Upcoming Worship Dec 3, 2017

hopeWhen we come together this 1st Sunday of Advent and sing “O Come, O Come, Emmanuel” we will be participating in a sacred Advent ritual more than a thousand years old. It takes us back to monastic life in the 8th- or 9th-century. For the week leading up to Christmas, they would sing a sequence of Latin “O antiphons” (an antiphon is a short chant like a refrain based on scripture). The purpose of these O antiphons was to concentrate the mind on the coming Christmas with a sequence of scriptures. Each day was a different O antiphon, climaxing with this one. Click here for a lovely rendition of the Latin original.
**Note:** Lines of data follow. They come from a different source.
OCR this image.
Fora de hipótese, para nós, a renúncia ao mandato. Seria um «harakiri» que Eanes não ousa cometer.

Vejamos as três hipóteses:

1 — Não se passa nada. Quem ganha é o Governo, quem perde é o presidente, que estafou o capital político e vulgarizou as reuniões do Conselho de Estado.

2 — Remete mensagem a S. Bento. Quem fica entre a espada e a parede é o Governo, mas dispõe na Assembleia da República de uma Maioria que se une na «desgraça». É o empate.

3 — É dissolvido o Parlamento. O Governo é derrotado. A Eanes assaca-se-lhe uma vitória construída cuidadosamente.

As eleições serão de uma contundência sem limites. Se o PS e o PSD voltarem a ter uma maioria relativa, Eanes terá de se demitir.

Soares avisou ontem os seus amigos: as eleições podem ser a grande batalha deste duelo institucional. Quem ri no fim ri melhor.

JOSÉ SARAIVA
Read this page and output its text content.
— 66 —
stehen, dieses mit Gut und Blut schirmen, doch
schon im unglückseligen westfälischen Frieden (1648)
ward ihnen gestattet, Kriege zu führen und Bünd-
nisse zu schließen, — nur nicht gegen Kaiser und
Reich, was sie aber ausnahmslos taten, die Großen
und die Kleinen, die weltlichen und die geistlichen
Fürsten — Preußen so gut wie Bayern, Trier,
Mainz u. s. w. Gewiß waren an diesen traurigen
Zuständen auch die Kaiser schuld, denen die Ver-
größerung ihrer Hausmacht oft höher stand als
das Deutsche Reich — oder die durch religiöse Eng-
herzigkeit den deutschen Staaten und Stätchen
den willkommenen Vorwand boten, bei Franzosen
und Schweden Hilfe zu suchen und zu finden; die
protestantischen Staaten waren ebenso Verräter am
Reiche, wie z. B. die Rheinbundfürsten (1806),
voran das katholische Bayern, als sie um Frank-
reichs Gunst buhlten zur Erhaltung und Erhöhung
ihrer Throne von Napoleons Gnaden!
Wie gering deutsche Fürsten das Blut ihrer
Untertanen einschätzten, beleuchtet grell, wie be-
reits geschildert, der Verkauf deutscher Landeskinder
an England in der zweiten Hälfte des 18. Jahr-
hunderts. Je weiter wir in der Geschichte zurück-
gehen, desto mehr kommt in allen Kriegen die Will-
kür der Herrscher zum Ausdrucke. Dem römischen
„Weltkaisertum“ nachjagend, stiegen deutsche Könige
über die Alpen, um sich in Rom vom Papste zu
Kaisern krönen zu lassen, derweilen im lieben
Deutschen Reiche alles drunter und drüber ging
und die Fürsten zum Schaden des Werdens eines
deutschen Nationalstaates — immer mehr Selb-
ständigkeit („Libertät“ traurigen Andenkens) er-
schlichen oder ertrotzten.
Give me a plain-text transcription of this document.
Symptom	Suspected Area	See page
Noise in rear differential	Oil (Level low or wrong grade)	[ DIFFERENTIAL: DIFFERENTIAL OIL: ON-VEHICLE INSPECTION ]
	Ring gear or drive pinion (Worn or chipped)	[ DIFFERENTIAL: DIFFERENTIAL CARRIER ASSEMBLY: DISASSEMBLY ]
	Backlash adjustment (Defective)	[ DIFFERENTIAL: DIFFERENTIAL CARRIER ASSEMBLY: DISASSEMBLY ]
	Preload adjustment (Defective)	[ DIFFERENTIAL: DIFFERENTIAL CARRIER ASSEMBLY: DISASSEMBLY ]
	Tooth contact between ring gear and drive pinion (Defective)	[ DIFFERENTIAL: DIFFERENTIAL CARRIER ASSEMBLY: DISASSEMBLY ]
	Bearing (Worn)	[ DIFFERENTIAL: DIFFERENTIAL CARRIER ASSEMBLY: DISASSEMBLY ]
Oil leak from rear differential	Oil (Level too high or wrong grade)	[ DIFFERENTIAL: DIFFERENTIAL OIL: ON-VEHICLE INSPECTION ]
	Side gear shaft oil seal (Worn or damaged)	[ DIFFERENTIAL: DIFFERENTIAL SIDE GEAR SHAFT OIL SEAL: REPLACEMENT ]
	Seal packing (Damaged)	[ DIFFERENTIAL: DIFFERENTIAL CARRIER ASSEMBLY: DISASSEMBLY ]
Yet there’s more to this particular antiphon than just its advanced age. There is an acrostic (jumbled letters)  challenge here (devised on purpose by the monks) in the best secret code tradition! Here is the list of the 7 antiphons; look at the first letters in each second word (SARCORE):

O Sapentia (Wisdom)
O Adonai (Hebrew word for God)
O Radix Jesse (stem or root of Jesse)
O Clavis David (key of David)
O Oriens (dayspring)
O Rex genitium (King of the Gentiles)
O Emmanuel

Read backwards, the letters form a two-word acrostic, “ERO CRAS,” meaning “I will be present tomorrow.” When the “O Emmanuel” antiphon was sung on the 7th night, the meaning of the liturgical riddle was revealed through the completion of the acrostic.

In the singing they were professing their HOPE as an expectation of Emmanuel (God with us). This Sunday we light the advent Candle of Hope, not as some secret message but as a universal gesture of faith, not as mere wishful thinking but as anticipation with assurance.